Bovins laitiers | Qualité des produits | Qualité lait

Lipolyse du lait de vache et qualité organoleptique des produits laitiers.

V. HEUCHEL (1), Y.M. CHATELIN (1), S. BREAU (2), F. SOBOLEWSKI (2), N. BLANCARD (3), Y. BARATON (4), A. AYERBE (5)

(1) Institut de l’Elevage, 149, rue de Bercy, 75595 Paris cedex 12

(2) ENILIA, Avenue François Mitterand, 17700 Surgères

(3) ISHA, Champlan, 91163 Longjumeau cedex

(4) Compagnie Laitière Européenne (CLE), 50890 Condé sur Vire

(5) ARILAIT Recherches, Maison du lait, 42, rue de Châteaudun, 75314 Paris cedex 09

RESUME

Les effets de la lipolyse du lait de vache sur la qualité organoleptique du beurre, du yaourt et de la poudre grasse ont été évalués à partir d’un dispositif expérimental s’appuyant sur des données obtenues en conditions réelles de production et de transformation. La qualité sensorielle de ces produits a été appréciée par un jury d’experts, sur la base d’épreuves descriptives et par un jury de consommateurs sur la base d’épreuves hédoniques. Les niveaux de lipolyse des laits de mélange qui ont été collectés et mis en fabrication variaient sur une plage allant de 0,20 à 1,15 meq / 100g MG. Les résultats des évaluations sensorielles ont permis de confirmer le lien entre la lipolyse du lait mis en œuvre et la qualité organoleptique des beurres et des yaourts. Au delà d’un certain seuil de lipolyse dans le lait, qui se situe autour de 0,80 meq / 100g MG pour les beurres, mais qu’il est plus difficile de préciser pour les yaourts, ces produits risquent d’être moins appréciés par les consommateurs.
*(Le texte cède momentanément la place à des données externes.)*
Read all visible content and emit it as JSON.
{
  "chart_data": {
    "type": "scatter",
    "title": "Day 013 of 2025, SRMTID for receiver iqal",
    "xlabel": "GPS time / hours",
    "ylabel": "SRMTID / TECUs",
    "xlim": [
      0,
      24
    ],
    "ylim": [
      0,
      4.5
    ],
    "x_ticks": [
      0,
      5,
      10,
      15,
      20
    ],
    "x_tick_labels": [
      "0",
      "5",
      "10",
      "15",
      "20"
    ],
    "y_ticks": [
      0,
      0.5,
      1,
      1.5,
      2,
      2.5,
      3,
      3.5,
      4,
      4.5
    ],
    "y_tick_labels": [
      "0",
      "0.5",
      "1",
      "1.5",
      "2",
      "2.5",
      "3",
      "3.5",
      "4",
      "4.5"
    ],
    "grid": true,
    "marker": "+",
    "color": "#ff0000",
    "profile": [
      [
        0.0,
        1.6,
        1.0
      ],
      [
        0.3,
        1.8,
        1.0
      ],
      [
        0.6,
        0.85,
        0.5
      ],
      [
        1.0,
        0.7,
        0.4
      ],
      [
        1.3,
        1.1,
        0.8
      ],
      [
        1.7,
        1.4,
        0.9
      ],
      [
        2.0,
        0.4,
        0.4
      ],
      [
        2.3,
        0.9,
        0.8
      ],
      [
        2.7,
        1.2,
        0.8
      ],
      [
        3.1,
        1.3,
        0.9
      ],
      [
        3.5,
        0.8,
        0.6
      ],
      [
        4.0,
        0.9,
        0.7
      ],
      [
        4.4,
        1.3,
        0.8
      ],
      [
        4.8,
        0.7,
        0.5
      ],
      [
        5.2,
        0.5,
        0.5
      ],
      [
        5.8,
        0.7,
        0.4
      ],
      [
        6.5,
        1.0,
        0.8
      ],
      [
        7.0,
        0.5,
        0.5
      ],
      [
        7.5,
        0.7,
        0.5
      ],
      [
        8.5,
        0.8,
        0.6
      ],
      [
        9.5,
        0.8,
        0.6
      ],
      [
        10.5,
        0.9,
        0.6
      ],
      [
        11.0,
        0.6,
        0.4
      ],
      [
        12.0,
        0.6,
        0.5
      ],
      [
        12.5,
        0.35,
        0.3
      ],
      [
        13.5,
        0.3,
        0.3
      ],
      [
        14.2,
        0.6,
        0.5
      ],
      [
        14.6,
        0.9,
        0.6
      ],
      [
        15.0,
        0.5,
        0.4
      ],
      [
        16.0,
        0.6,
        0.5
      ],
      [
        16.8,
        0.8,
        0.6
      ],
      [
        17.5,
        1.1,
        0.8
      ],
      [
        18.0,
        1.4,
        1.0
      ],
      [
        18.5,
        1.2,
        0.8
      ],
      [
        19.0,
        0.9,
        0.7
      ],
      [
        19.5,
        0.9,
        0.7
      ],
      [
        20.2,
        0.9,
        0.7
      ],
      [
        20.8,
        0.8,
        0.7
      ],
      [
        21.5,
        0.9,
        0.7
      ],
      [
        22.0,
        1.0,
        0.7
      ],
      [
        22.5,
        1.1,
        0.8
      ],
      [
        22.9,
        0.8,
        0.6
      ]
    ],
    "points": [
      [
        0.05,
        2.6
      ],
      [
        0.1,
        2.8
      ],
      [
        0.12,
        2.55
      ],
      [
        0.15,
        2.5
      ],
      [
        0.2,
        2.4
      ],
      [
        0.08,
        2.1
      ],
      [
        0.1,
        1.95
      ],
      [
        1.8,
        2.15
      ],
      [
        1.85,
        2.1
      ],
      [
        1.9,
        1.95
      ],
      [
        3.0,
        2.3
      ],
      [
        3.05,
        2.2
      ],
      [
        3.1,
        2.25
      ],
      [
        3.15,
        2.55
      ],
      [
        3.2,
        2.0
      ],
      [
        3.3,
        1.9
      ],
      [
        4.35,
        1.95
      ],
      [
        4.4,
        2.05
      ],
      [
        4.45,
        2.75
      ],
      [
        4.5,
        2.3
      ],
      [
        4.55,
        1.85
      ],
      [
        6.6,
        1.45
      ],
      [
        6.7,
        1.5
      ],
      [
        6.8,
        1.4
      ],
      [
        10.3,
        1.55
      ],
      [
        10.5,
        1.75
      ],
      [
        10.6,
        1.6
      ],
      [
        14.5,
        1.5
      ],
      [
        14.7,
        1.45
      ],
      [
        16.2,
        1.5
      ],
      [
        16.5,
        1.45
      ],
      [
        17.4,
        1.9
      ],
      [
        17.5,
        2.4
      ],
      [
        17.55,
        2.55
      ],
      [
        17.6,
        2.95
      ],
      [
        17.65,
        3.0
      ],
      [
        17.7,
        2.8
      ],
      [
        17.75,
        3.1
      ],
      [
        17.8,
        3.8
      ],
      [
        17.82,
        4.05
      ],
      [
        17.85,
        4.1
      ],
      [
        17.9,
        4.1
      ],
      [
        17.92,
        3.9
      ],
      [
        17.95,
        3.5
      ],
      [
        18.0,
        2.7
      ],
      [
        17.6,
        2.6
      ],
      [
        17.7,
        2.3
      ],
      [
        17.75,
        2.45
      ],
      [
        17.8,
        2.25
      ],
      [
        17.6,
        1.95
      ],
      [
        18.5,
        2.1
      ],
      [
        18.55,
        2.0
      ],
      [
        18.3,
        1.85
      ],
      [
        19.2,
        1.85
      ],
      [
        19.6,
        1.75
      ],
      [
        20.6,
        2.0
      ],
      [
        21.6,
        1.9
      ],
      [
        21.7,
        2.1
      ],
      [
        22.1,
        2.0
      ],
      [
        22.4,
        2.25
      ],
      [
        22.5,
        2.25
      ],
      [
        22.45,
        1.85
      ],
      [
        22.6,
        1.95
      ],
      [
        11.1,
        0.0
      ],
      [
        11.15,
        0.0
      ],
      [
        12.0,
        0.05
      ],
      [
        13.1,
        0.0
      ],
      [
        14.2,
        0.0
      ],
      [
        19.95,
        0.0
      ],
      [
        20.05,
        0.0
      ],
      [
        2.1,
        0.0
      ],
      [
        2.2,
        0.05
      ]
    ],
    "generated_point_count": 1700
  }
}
Cette relation n’est toutefois pas systématique et des beurres ou des yaourts fabriqués avec des laits présentant des niveaux de lipolyse élevés ont été jugés bons. En ce qui concerne les poudres, les consommateurs ont eu tendance à apprécier un peu plus celles issues des laits présentant les niveaux de lipolyse les plus élevés, sur certaines séries de fabrication et plus particulièrement lors des évaluations réalisées 6 et 12 mois après la fabrication. De leur côté, les experts ont jugé ces poudres un peu plus rances lors des deux premières séances d’évaluation, soit une semaine et 3 mois après la fabrication et ne les ont plus distinguées des autres par la suite. Ces résultats sont difficilement interprétables, mais suggèrent que la lipolyse du lait n’est vraisemblablement pas un facteur prépondérant vis à vis de la qualité sensorielle des poudres.